Parameters as Values
Previously Defined
Valueclass with automatic gradient computationbackward()walks the graph applying the chain rule
With the Value class in place, the model code barely changes. Here’s every difference:
Initialization
Parameters are now Value objects instead of plain floats:
n_embd = 16
matrix = lambda nout, nin: [[Value(random.gauss(0, 0.08)) for _ in range(nin)] for _ in range(nout)]
state_dict = {
'wte': matrix(vocab_size, n_embd),
'mlp_fc1': matrix(4 * n_embd, n_embd),
'mlp_fc2': matrix(vocab_size, 4 * n_embd),
}
params = [p for mat in state_dict.values() for row in mat for p in row]
The only line that changed is matrix: wrap each random number in Value(...).
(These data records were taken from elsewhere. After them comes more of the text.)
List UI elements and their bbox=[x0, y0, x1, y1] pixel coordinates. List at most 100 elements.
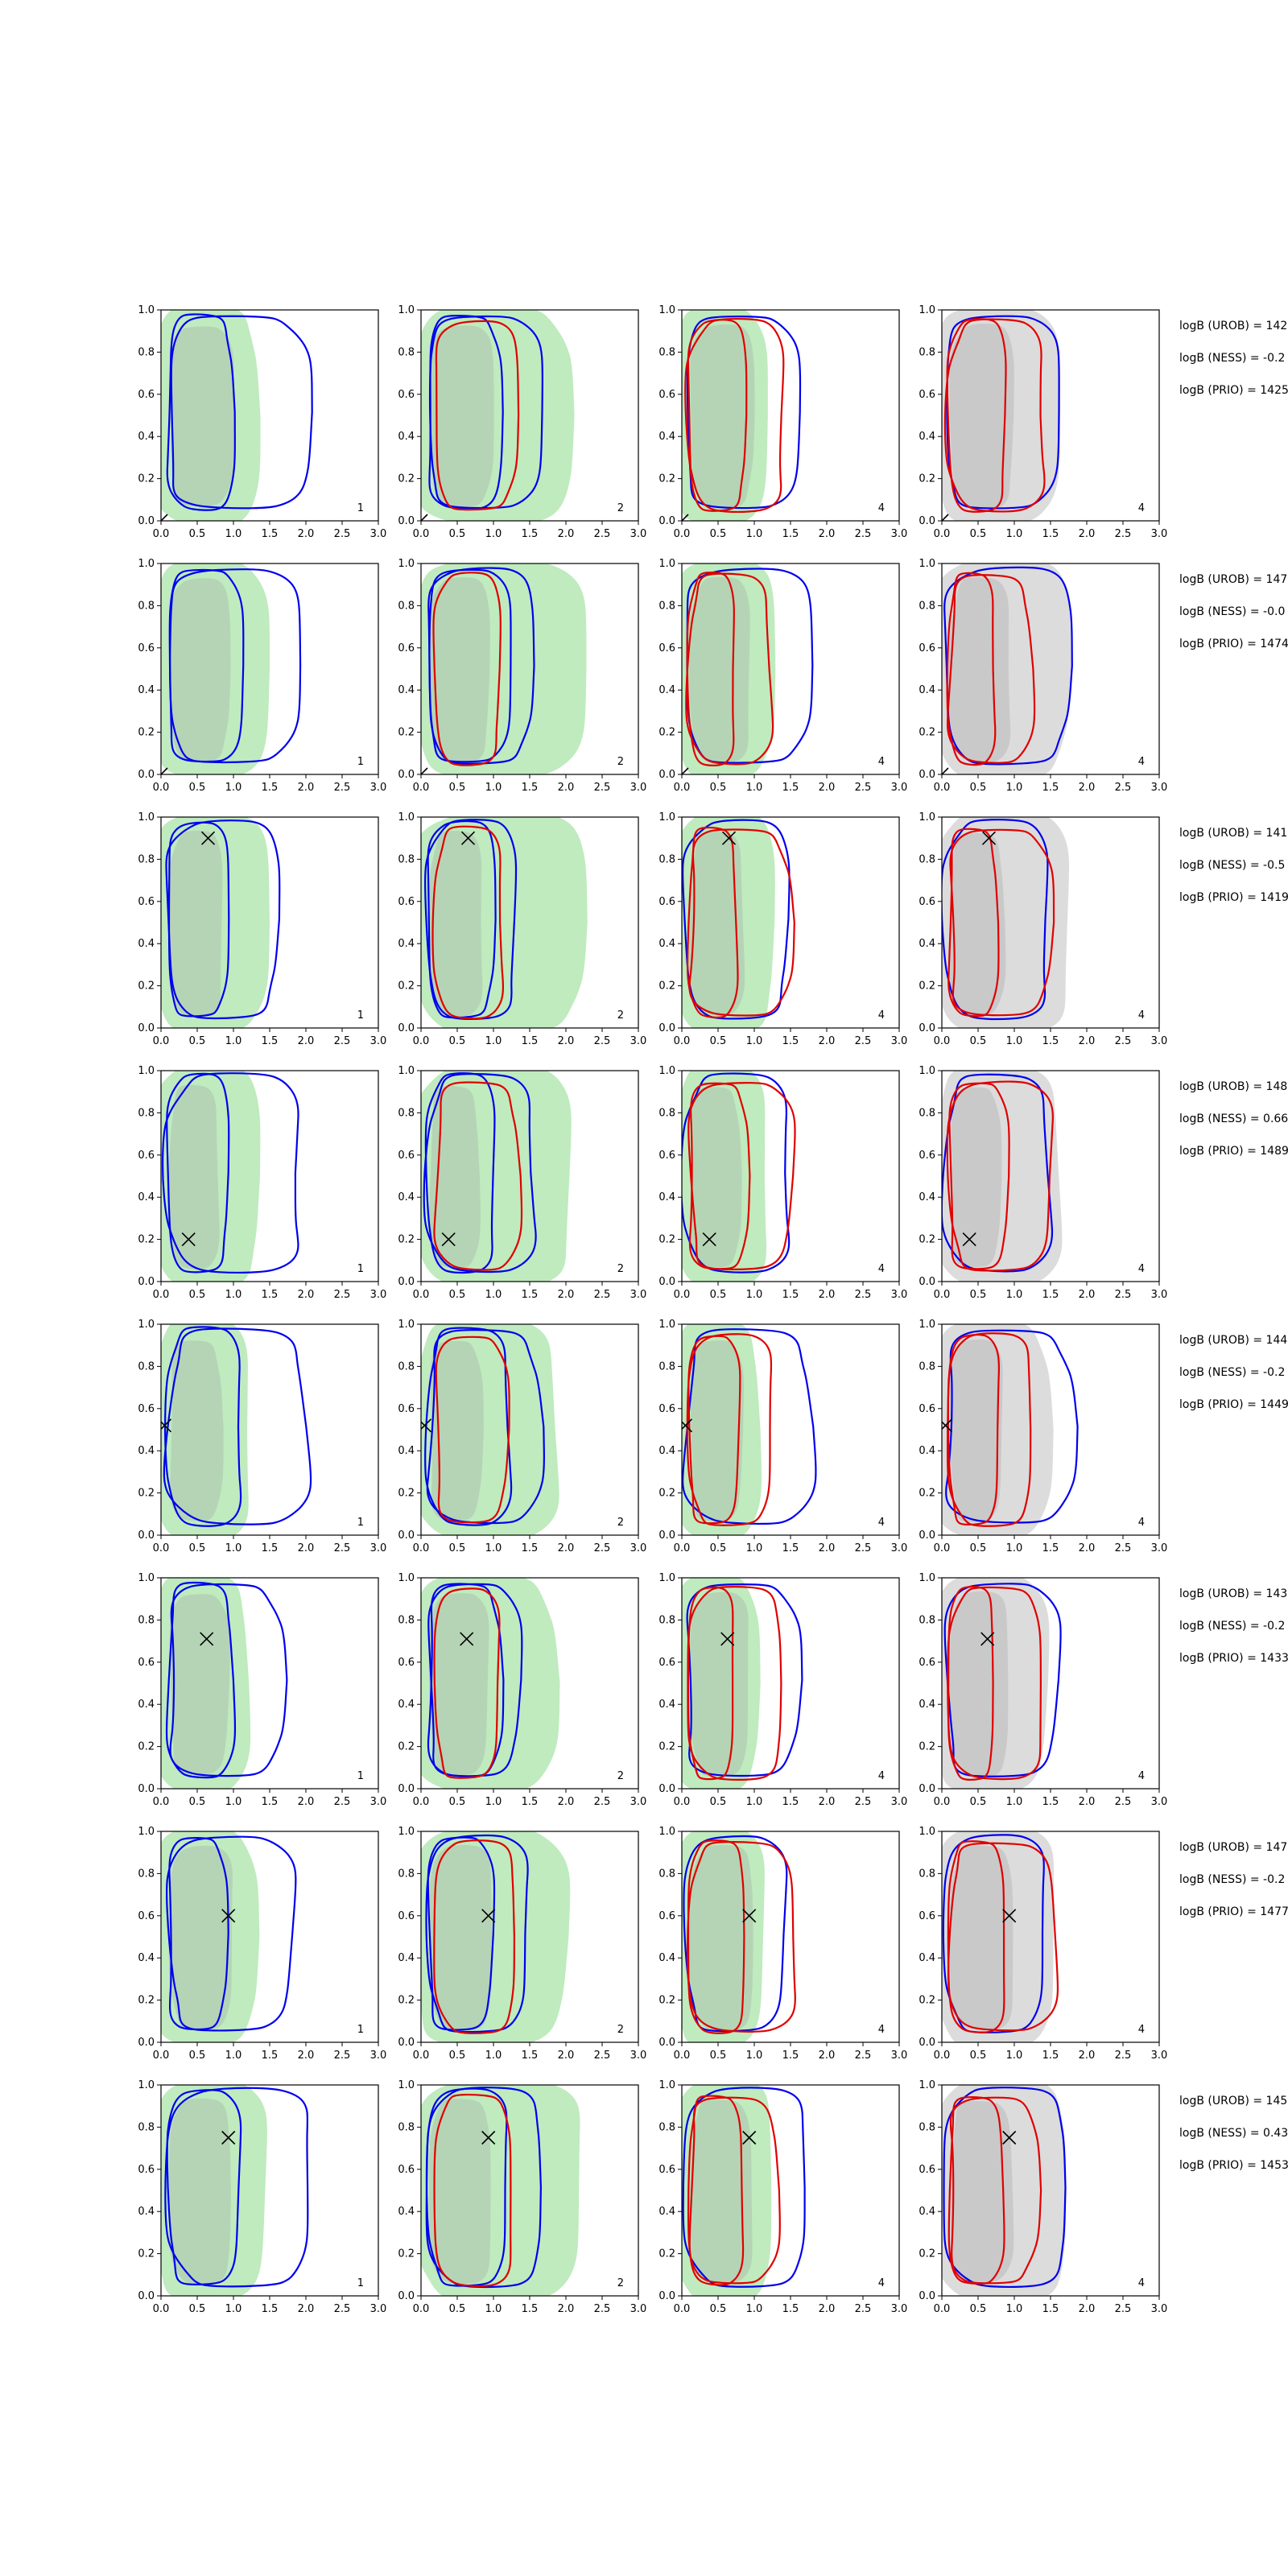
y-tick-label: 1.0 bbox=[138, 1065, 155, 1077]
y-tick-label: 1.0 bbox=[919, 2079, 935, 2091]
contour-blue-out bbox=[426, 1329, 545, 1525]
x-tick-label: 1.5 bbox=[1042, 1796, 1059, 1808]
contour-blue-out bbox=[425, 1834, 529, 2033]
x-tick-label: 3.0 bbox=[630, 782, 647, 794]
x-tick-label: 0.5 bbox=[189, 2303, 206, 2315]
x-tick-label: 1.0 bbox=[1006, 2303, 1023, 2315]
panel-r2-c1: 0.0 0.5 1.0 1.5 2.0 2.5 3.0 0.0 0.2 0.4 0.6 0.8 1.0 1 bbox=[138, 558, 386, 794]
panel-plot-area bbox=[421, 1578, 560, 1789]
x-tick-label: 1.5 bbox=[522, 2303, 539, 2315]
x-tick-label: 1.0 bbox=[485, 1542, 502, 1554]
stat-text: logB (PRIO) = 1489 bbox=[1179, 1145, 1288, 1158]
panel-plot-area bbox=[942, 2085, 1067, 2296]
x-tick-label: 0.0 bbox=[674, 1289, 691, 1301]
panel-r3-c4: 0.0 0.5 1.0 1.5 2.0 2.5 3.0 0.0 0.2 0.4 0.6 0.8 1.0 4 bbox=[919, 811, 1167, 1047]
marker-x bbox=[720, 1632, 735, 1646]
panel-index-label: 1 bbox=[357, 1009, 364, 1022]
contour-red-in bbox=[687, 1839, 745, 2034]
y-tick-label: 0.0 bbox=[919, 1530, 935, 1542]
y-tick-label: 0.6 bbox=[138, 1657, 155, 1669]
y-tick-label: 0.2 bbox=[398, 1741, 415, 1753]
y-tick-label: 0.4 bbox=[398, 2206, 415, 2218]
panel-r3-c1: 0.0 0.5 1.0 1.5 2.0 2.5 3.0 0.0 0.2 0.4 0.6 0.8 1.0 1 bbox=[138, 811, 386, 1047]
x-tick-label: 1.0 bbox=[485, 528, 502, 540]
x-tick-label: 0.0 bbox=[153, 1289, 170, 1301]
y-tick-label: 0.2 bbox=[919, 1995, 935, 2007]
y-tick-label: 0.2 bbox=[658, 2248, 675, 2260]
y-tick-label: 0.2 bbox=[658, 980, 675, 993]
x-tick-label: 0.5 bbox=[970, 2303, 987, 2315]
x-tick-label: 3.0 bbox=[891, 2303, 908, 2315]
core-region bbox=[428, 2099, 491, 2285]
x-tick-label: 0.0 bbox=[674, 2050, 691, 2062]
y-tick-label: 0.6 bbox=[138, 2164, 155, 2176]
panel-index-label: 2 bbox=[617, 502, 624, 514]
x-tick-label: 1.5 bbox=[782, 1035, 799, 1047]
stat-text: logB (NESS) = 0.66 bbox=[1179, 1113, 1288, 1125]
panel-index-label: 1 bbox=[357, 2024, 364, 2036]
filled-region bbox=[682, 1324, 762, 1535]
y-tick-label: 0.0 bbox=[658, 1276, 675, 1288]
panel-plot-area bbox=[942, 564, 1073, 774]
y-tick-label: 0.8 bbox=[138, 2121, 155, 2133]
y-tick-label: 0.8 bbox=[658, 1614, 675, 1626]
x-tick-label: 3.0 bbox=[630, 2050, 647, 2062]
stat-text: logB (PRIO) = 1425 bbox=[1179, 384, 1288, 397]
panel-r2-c2: 0.0 0.5 1.0 1.5 2.0 2.5 3.0 0.0 0.2 0.4 0.6 0.8 1.0 2 bbox=[398, 558, 646, 794]
contour-blue-in bbox=[682, 1072, 791, 1274]
x-tick-label: 0.5 bbox=[970, 1289, 987, 1301]
x-tick-label: 2.0 bbox=[819, 1796, 836, 1808]
y-tick-label: 0.4 bbox=[138, 938, 155, 950]
x-tick-label: 1.5 bbox=[522, 1289, 539, 1301]
filled-region bbox=[421, 817, 588, 1028]
marker-x bbox=[980, 1632, 995, 1646]
panel-plot-area bbox=[682, 817, 795, 1028]
y-tick-label: 0.6 bbox=[138, 389, 155, 401]
contour-red-out bbox=[687, 1586, 782, 1781]
x-tick-label: 0.0 bbox=[413, 1289, 430, 1301]
x-tick-label: 1.0 bbox=[225, 1289, 242, 1301]
y-tick-label: 0.4 bbox=[919, 1445, 935, 1457]
x-tick-label: 0.5 bbox=[970, 528, 987, 540]
x-tick-label: 0.5 bbox=[710, 2303, 727, 2315]
x-tick-label: 0.0 bbox=[934, 1542, 951, 1554]
y-tick-label: 0.8 bbox=[138, 1614, 155, 1626]
x-tick-label: 3.0 bbox=[891, 782, 908, 794]
contour-red-in bbox=[687, 2095, 745, 2286]
x-tick-label: 2.0 bbox=[1079, 1035, 1096, 1047]
x-tick-label: 2.0 bbox=[298, 528, 315, 540]
marker-x bbox=[200, 831, 216, 845]
contour-blue-in bbox=[945, 1329, 1079, 1524]
contour-red-in bbox=[688, 1082, 751, 1270]
x-tick-label: 1.0 bbox=[746, 782, 763, 794]
panel-r4-c4: 0.0 0.5 1.0 1.5 2.0 2.5 3.0 0.0 0.2 0.4 0.6 0.8 1.0 4 bbox=[919, 1065, 1167, 1301]
panel-r8-c1: 0.0 0.5 1.0 1.5 2.0 2.5 3.0 0.0 0.2 0.4 0.6 0.8 1.0 1 bbox=[138, 2079, 386, 2315]
y-tick-label: 0.4 bbox=[658, 1699, 675, 1711]
panel-r1-c1: 0.0 0.5 1.0 1.5 2.0 2.5 3.0 0.0 0.2 0.4 0.6 0.8 1.0 1 bbox=[138, 304, 386, 540]
x-tick-label: 0.5 bbox=[449, 1542, 466, 1554]
x-tick-label: 1.5 bbox=[1042, 782, 1059, 794]
x-tick-label: 0.0 bbox=[934, 2050, 951, 2062]
contour-blue-in bbox=[427, 819, 497, 1019]
contour-blue-out bbox=[424, 819, 518, 1020]
x-tick-label: 2.0 bbox=[819, 1289, 836, 1301]
x-tick-label: 2.0 bbox=[298, 2050, 315, 2062]
contour-red-out bbox=[947, 1586, 1042, 1781]
x-tick-label: 1.0 bbox=[225, 2050, 242, 2062]
y-tick-label: 0.8 bbox=[919, 1614, 935, 1626]
panel-index-label: 4 bbox=[1138, 1517, 1145, 1529]
y-tick-label: 0.0 bbox=[138, 2290, 155, 2302]
x-tick-label: 3.0 bbox=[370, 1289, 387, 1301]
x-tick-label: 2.0 bbox=[558, 1542, 575, 1554]
panel-r3-c3: 0.0 0.5 1.0 1.5 2.0 2.5 3.0 0.0 0.2 0.4 0.6 0.8 1.0 4 bbox=[658, 811, 907, 1047]
x-tick-label: 3.0 bbox=[1151, 1035, 1168, 1047]
x-tick-label: 0.5 bbox=[189, 2050, 206, 2062]
x-tick-label: 3.0 bbox=[630, 1289, 647, 1301]
x-tick-label: 1.5 bbox=[1042, 1542, 1059, 1554]
filled-region bbox=[682, 1578, 761, 1789]
x-tick-label: 2.5 bbox=[1115, 2303, 1132, 2315]
x-tick-label: 2.5 bbox=[334, 1796, 351, 1808]
x-tick-label: 2.0 bbox=[298, 1542, 315, 1554]
x-tick-label: 0.0 bbox=[934, 1289, 951, 1301]
contour-red-in bbox=[686, 572, 735, 766]
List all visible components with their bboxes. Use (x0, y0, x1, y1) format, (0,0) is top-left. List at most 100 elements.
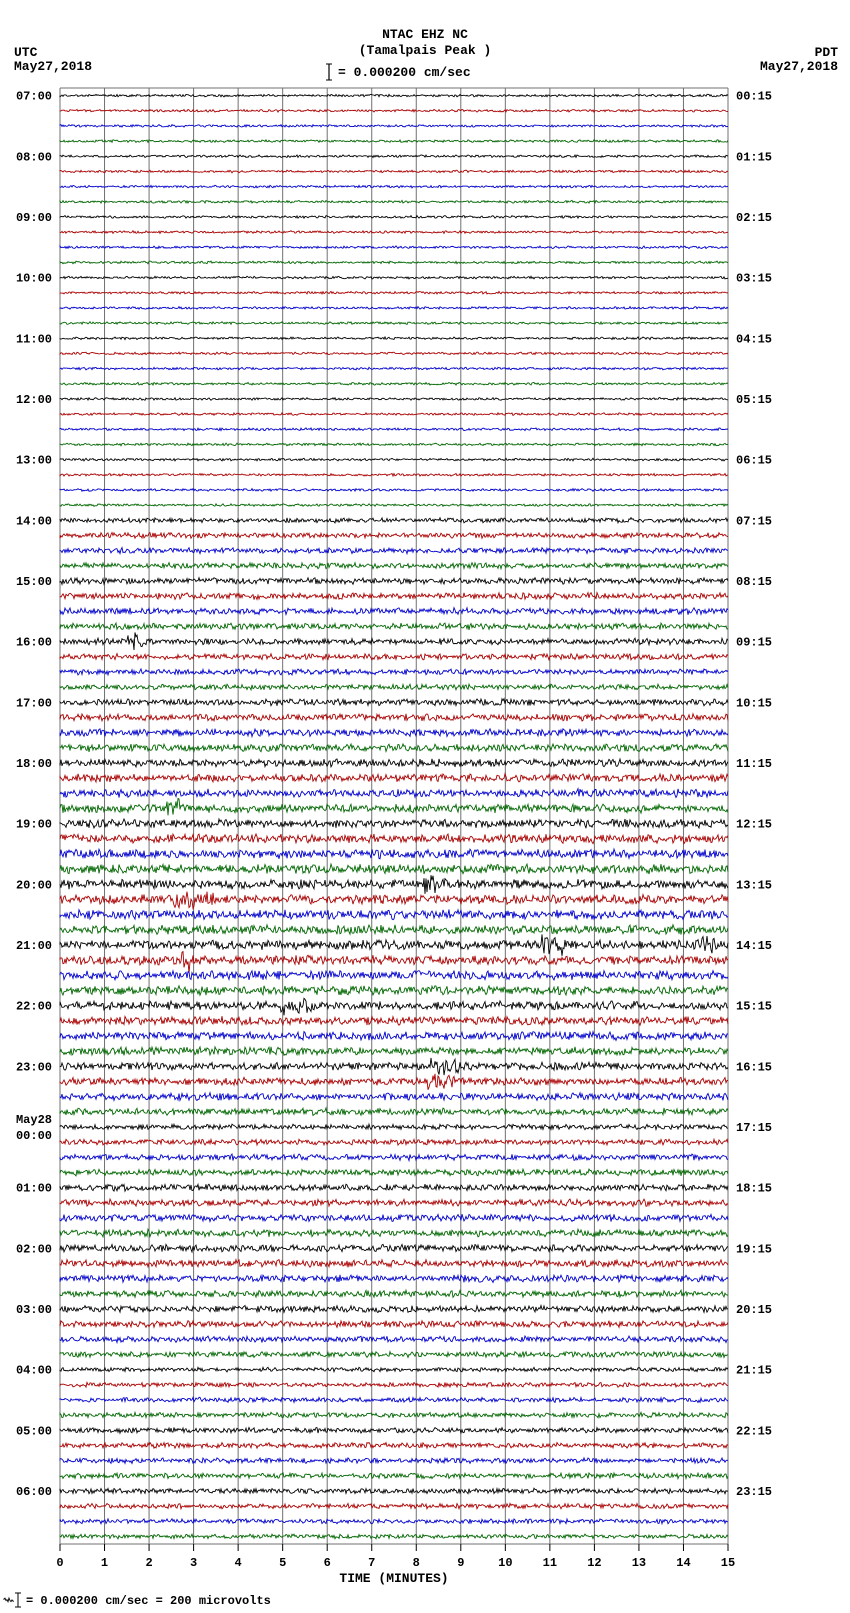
trace (60, 1534, 728, 1539)
seismogram-svg: NTAC EHZ NC(Tamalpais Peak )= 0.000200 c… (0, 0, 850, 1613)
x-tick-label: 2 (145, 1556, 152, 1570)
trace (60, 1321, 728, 1328)
right-hour-label: 22:15 (736, 1424, 772, 1438)
right-hour-label: 10:15 (736, 696, 772, 710)
trace (60, 1428, 728, 1434)
right-hour-label: 19:15 (736, 1242, 772, 1256)
left-hour-label: 07:00 (16, 90, 52, 104)
x-tick-label: 14 (676, 1556, 690, 1570)
trace (60, 952, 728, 973)
trace (60, 155, 728, 158)
right-hour-label: 04:15 (736, 332, 772, 346)
left-hour-label: 05:00 (16, 1424, 52, 1438)
right-hour-label: 07:15 (736, 514, 772, 528)
trace (60, 684, 728, 690)
trace (60, 729, 728, 737)
trace (60, 1124, 728, 1130)
trace (60, 925, 728, 935)
left-hour-label: 02:00 (16, 1242, 52, 1256)
trace (60, 892, 728, 909)
trace (60, 246, 728, 249)
right-hour-label: 23:15 (736, 1485, 772, 1499)
right-hour-label: 18:15 (736, 1182, 772, 1196)
right-hour-label: 12:15 (736, 818, 772, 832)
x-tick-label: 4 (235, 1556, 242, 1570)
trace (60, 1260, 728, 1268)
trace (60, 473, 728, 476)
trace (60, 934, 728, 955)
left-hour-label: 18:00 (16, 757, 52, 771)
right-tz: PDT (815, 45, 839, 60)
scale-label: = 0.000200 cm/sec (338, 65, 471, 80)
trace (60, 623, 728, 630)
trace (60, 1397, 728, 1402)
x-tick-label: 0 (56, 1556, 63, 1570)
trace (60, 185, 728, 188)
trace (60, 563, 728, 569)
trace (60, 548, 728, 554)
trace (60, 759, 728, 767)
trace (60, 1458, 728, 1464)
trace (60, 1016, 728, 1025)
x-tick-label: 3 (190, 1556, 197, 1570)
trace (60, 1352, 728, 1358)
left-hour-label: 15:00 (16, 575, 52, 589)
trace (60, 1244, 728, 1252)
right-hour-label: 13:15 (736, 878, 772, 892)
trace (60, 1382, 728, 1387)
seismogram-stage: NTAC EHZ NC(Tamalpais Peak )= 0.000200 c… (0, 0, 850, 1613)
left-hour-label: 21:00 (16, 939, 52, 953)
trace (60, 413, 728, 416)
trace (60, 714, 728, 721)
trace (60, 1367, 728, 1372)
trace (60, 910, 728, 920)
trace (60, 1047, 728, 1056)
trace (60, 834, 728, 844)
trace (60, 1032, 728, 1041)
x-tick-label: 1 (101, 1556, 108, 1570)
trace (60, 669, 728, 675)
trace (60, 1412, 728, 1417)
trace (60, 593, 728, 600)
trace (60, 125, 728, 128)
trace (60, 1169, 728, 1176)
x-tick-label: 15 (721, 1556, 735, 1570)
trace (60, 1108, 728, 1115)
trace (60, 109, 728, 112)
x-tick-label: 5 (279, 1556, 286, 1570)
right-hour-label: 21:15 (736, 1364, 772, 1378)
right-hour-label: 05:15 (736, 393, 772, 407)
right-hour-label: 01:15 (736, 150, 772, 164)
x-axis-label: TIME (MINUTES) (339, 1571, 448, 1586)
trace (60, 1275, 728, 1283)
left-hour-label: 06:00 (16, 1485, 52, 1499)
trace (60, 170, 728, 173)
trace (60, 699, 728, 706)
left-date-break: May28 (16, 1113, 52, 1127)
trace (60, 849, 728, 859)
trace (60, 774, 728, 782)
left-hour-label: 16:00 (16, 636, 52, 650)
left-hour-label: 12:00 (16, 393, 52, 407)
right-hour-label: 15:15 (736, 1000, 772, 1014)
trace (60, 632, 728, 650)
left-hour-label: 01:00 (16, 1182, 52, 1196)
left-hour-label: 03:00 (16, 1303, 52, 1317)
right-hour-label: 16:15 (736, 1060, 772, 1074)
x-tick-label: 6 (324, 1556, 331, 1570)
left-hour-label: 11:00 (16, 332, 52, 346)
right-hour-label: 03:15 (736, 272, 772, 286)
trace (60, 1184, 728, 1191)
trace (60, 533, 728, 539)
left-hour-label: 00:00 (16, 1129, 52, 1143)
trace (60, 458, 728, 461)
right-hour-label: 00:15 (736, 90, 772, 104)
trace (60, 1139, 728, 1145)
trace (60, 398, 728, 401)
station-code: NTAC EHZ NC (382, 27, 468, 42)
trace (60, 428, 728, 431)
right-hour-label: 17:15 (736, 1121, 772, 1135)
trace (60, 1305, 728, 1312)
trace (60, 518, 728, 523)
left-hour-label: 17:00 (16, 696, 52, 710)
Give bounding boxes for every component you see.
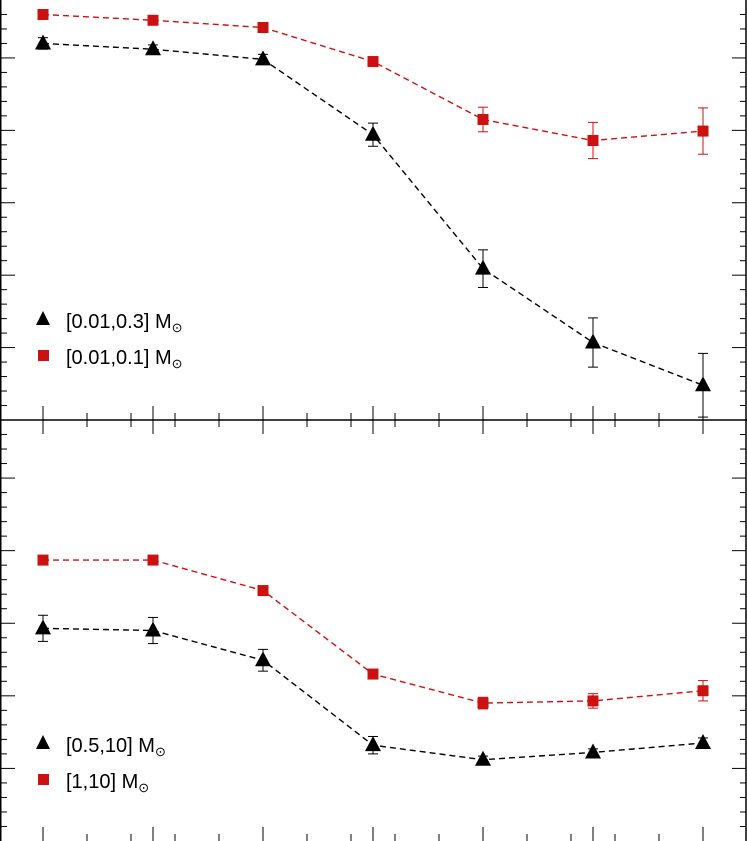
bottom-series-2 <box>37 554 709 710</box>
top-point-triangle <box>695 376 711 392</box>
legend-unit-symbol: ⊙ <box>172 356 183 371</box>
top-legend: [0.01,0.3] M⊙ [0.01,0.1] M⊙ <box>36 311 183 371</box>
bottom-point-square <box>37 554 49 566</box>
bottom-series-2-line <box>43 559 704 704</box>
top-series-2-line <box>42 13 704 142</box>
top-point-triangle <box>145 40 161 56</box>
top-point-square <box>477 113 489 125</box>
bottom-point-square <box>367 668 379 680</box>
panel-bottom: [0.5,10] M⊙ [1,10] M⊙ <box>1 420 746 841</box>
top-point-square <box>367 56 379 68</box>
top-point-square <box>587 134 599 146</box>
top-point-triangle <box>35 34 51 50</box>
bottom-legend: [0.5,10] M⊙ [1,10] M⊙ <box>36 735 166 795</box>
top-point-triangle <box>585 333 601 349</box>
top-series-1-line <box>42 42 704 386</box>
bottom-point-triangle <box>365 736 381 752</box>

And params is now a flat list of Value objects — we’ll use .data and .grad directly instead of (row, j) index tuples.
Softmax
def softmax(logits):
max_val = max(val.data for val in logits)
exps = [(val - max_val).exp() for val in logits]
total = sum(exps)
probs = [e / total for e in exps]
return probs
Two changes: max(logits) peeks inside with .data (to find the max without building a graph node), and math.exp(...) becomes .exp() (the Value’s own method, so the operation gets recorded).
ReLU
def mlp(token_id):
x = state_dict['wte'][token_id]
x = linear(x, state_dict['mlp_fc1'])
x = [xi.relu() for xi in x]
logits = linear(x, state_dict['mlp_fc2'])
return logits
max(0, xi) becomes xi.relu(). The linear() function doesn’t change at all — it only uses * and +, which Value already handles through __mul__ and __add__.
That’s it. Three small changes, and the forward pass now automatically builds a computation graph as it runs.